The appearance and taste will be compromised. But if the tofu is fried first, the dish will be completely different. Not only is the shape fixed and beautiful, but the crispy part of the tofu block can also absorb the soy sauce when stewing, making the texture and taste much better.”
During the pandemic, Frank worked very hard to develop new dishes to attract customers. His innovative menu combines Chinese and Western cooking styles, and many of his creations can easily be taken home as carry-out.
Tomato Sauce With Cheese Bean Curd:
Utilizing vegetarian ham and cheese, secured with seaweed, and placed inside a bean bag and sealed, the creation is then deep-fried to crispy deliciousness. During the process, the cheese melts and mingles satisfyingly with the seaweed and ham.
Frank said that he has referenced a variety of popular vegetarian cooking methods, and tried different fillings. Finally, however, he found the perfect match.

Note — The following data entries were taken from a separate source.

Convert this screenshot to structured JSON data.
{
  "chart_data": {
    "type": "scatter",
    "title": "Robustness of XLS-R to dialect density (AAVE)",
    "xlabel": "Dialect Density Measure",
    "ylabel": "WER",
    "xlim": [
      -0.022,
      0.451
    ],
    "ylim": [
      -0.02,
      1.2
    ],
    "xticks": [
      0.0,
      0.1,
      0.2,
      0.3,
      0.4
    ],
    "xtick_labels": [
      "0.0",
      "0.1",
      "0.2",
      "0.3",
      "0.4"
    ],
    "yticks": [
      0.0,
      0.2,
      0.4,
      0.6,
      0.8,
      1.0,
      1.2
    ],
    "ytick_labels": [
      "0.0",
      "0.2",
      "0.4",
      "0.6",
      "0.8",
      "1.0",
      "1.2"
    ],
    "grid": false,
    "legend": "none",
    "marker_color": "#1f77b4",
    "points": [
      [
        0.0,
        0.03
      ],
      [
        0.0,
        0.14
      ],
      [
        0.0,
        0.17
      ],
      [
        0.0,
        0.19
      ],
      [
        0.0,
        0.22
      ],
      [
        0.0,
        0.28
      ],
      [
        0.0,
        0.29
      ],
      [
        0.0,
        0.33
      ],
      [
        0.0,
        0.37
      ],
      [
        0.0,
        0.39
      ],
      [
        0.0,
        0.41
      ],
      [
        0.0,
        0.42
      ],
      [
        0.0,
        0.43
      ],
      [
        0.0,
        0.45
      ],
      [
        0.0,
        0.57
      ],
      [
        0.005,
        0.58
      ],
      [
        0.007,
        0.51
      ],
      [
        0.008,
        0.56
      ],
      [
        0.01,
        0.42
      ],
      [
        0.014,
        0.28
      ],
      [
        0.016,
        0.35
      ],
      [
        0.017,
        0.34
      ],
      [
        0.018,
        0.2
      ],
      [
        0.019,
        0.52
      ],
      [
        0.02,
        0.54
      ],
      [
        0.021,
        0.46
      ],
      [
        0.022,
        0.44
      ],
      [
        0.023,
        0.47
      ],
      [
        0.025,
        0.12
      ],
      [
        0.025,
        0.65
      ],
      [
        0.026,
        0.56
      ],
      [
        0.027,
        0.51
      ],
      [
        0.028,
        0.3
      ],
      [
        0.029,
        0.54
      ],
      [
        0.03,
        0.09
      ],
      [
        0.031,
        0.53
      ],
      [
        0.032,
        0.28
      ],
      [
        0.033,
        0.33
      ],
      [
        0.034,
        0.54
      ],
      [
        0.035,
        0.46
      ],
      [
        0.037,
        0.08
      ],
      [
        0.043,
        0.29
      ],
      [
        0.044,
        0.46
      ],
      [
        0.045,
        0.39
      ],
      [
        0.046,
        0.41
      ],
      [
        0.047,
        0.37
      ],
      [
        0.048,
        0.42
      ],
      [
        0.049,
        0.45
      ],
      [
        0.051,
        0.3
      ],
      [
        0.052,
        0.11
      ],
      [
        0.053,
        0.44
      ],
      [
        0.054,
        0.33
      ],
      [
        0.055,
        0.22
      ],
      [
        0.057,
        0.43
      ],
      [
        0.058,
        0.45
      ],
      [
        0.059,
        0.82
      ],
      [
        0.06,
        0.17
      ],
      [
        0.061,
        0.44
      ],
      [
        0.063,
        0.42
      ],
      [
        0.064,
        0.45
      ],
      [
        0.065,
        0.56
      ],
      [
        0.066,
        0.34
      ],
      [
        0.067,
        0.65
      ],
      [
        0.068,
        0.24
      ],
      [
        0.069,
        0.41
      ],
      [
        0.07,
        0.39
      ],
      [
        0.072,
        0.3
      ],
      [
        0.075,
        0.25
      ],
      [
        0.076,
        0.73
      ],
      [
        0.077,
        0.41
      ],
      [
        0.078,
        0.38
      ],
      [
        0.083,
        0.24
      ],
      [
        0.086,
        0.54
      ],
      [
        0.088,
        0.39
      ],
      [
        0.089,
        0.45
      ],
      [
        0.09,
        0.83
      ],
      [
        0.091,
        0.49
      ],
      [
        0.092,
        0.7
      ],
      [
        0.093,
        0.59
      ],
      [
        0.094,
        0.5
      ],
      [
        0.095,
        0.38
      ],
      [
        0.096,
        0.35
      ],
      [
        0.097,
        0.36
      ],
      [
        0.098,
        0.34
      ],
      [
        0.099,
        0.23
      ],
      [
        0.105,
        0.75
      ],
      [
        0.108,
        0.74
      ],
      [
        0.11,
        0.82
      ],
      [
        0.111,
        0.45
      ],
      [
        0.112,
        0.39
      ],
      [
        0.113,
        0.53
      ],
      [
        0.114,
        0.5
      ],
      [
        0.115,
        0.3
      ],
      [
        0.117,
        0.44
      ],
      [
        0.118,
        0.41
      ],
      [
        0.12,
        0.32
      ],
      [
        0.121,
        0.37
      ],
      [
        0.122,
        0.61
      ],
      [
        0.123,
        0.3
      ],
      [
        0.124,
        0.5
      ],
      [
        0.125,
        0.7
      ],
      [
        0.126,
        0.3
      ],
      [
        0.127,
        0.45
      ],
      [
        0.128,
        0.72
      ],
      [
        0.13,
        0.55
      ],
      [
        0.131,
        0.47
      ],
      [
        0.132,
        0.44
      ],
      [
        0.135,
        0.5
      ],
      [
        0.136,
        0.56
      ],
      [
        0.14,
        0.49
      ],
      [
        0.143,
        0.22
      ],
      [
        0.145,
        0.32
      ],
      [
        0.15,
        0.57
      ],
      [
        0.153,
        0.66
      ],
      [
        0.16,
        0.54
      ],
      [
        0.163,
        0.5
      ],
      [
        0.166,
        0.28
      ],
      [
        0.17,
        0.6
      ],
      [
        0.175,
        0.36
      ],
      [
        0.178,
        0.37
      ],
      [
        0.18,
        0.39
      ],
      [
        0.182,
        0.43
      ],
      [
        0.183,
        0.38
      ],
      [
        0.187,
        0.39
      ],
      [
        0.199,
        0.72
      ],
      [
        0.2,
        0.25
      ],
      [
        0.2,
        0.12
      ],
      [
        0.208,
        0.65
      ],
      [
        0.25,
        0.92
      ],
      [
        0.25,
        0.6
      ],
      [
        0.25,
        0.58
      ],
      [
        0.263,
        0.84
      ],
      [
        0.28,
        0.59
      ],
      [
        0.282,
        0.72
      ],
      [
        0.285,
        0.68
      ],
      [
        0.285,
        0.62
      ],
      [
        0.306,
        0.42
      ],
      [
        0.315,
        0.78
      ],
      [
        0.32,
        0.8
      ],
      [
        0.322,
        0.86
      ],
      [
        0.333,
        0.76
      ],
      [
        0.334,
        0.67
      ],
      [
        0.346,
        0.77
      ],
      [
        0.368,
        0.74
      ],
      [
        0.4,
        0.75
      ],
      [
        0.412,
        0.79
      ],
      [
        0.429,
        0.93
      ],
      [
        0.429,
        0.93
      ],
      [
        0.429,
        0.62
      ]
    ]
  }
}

This delightful dish features fresh tomatoes with sweet carrots. With the addition of flavorful and nutritious seasonal vegetables and vegetarian lamb, the soup is simmered for at least two hours to get the most out of the ingredients, cooled, then vacuum packed and frozen. Upon matching the dish up with noodles or rice, it’s a perfect option for customers to bring home.
When researching and developing new products, Frank’s creative mind will often take flight to the neighboring Heartland market: “For example, Heartland market has very good organic curry paste, but it may be too expensive for many customers, so few people will buy it.

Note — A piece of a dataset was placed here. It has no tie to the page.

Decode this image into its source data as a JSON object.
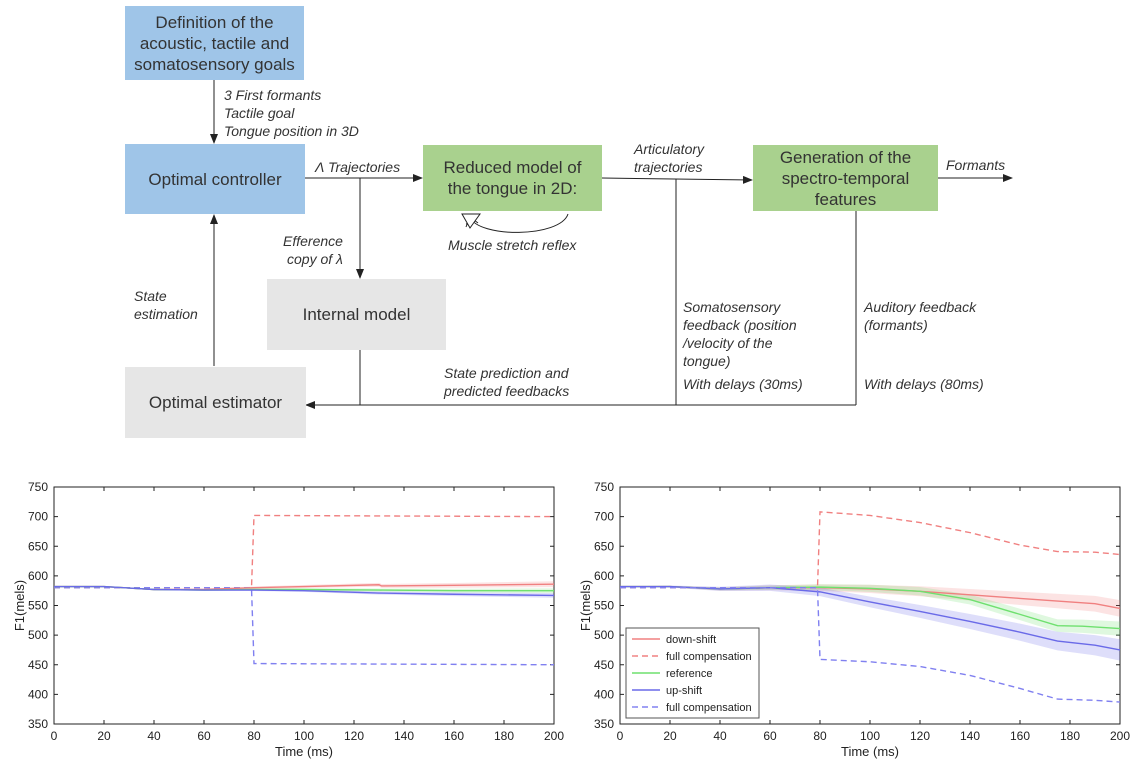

I took it and made it into a vegetable curry bento, and it sold very well. And the same story happened to the Tom Yum sauce; I made it into a delicious Thai style hot and sour soup.”
Frank hopes to someday have the flexibility of driving business on both sides.
Working Hard to Pull Through
Frank told us that before the pandemic, many customers at the Joyheart Cafe were volunteers from Tzu Chi. Since the cafe is located near the Oakland branch office of Tzu Chi USA, volunteers who worked at the branch office often came by for lunch, which helped with business. However, after the outbreak, the surrounding office workers began working remotely from home, and the Tzu Chi branch was also temporarily closed to uphold important health precautions, which made it even harder for Joyheart Cafe to stay open.
“We used to do some catering for activities and events, but after COVID-19, there were no more events; people’s incomes were gone.” As Frank worried about the business, however, Tzu Chi volunteers came to help: “One day, Kelvin Zhou, a senior volunteer from Tzu Chi, told me about the Very Veggie Movement. I said I would love to participate, I need to participate.”
Despite the difficult business, Frank did not give up. He believes that the food served at Joyheart Cafe is sufficiently competitive. “A healthy vegetarian diet has been popular in Taiwan in recent years. American vegetarian food is usually salad with lemon juice, but Taiwanese vegetarian food is very creative and flavorful. For example, vegetarian minced pork rice, bean steak, dried bean curd ham, vegan Haka smoked duck, vegetarian eel, three-cup eryngii mushrooms, three-cup eggplant, and there are many ways of seasoning. I hope that more people who like to try vegetarian foods will enjoy what we’ve served, Taiwanese-style.”
Frank said that in the future, he will further adjust according to the pandemic. On one hand, he’ll develop more new products — such as a vegetarian fried tofu skin wrap accompanied by carrots and spaghetti with green veggie sauce — on the other hand, he wants to improve the drinks in the cafe. As time goes on, Joyheart Cafe’s greatest hope is to provide a comfortable space for people who love healthy food to meet friends and relax.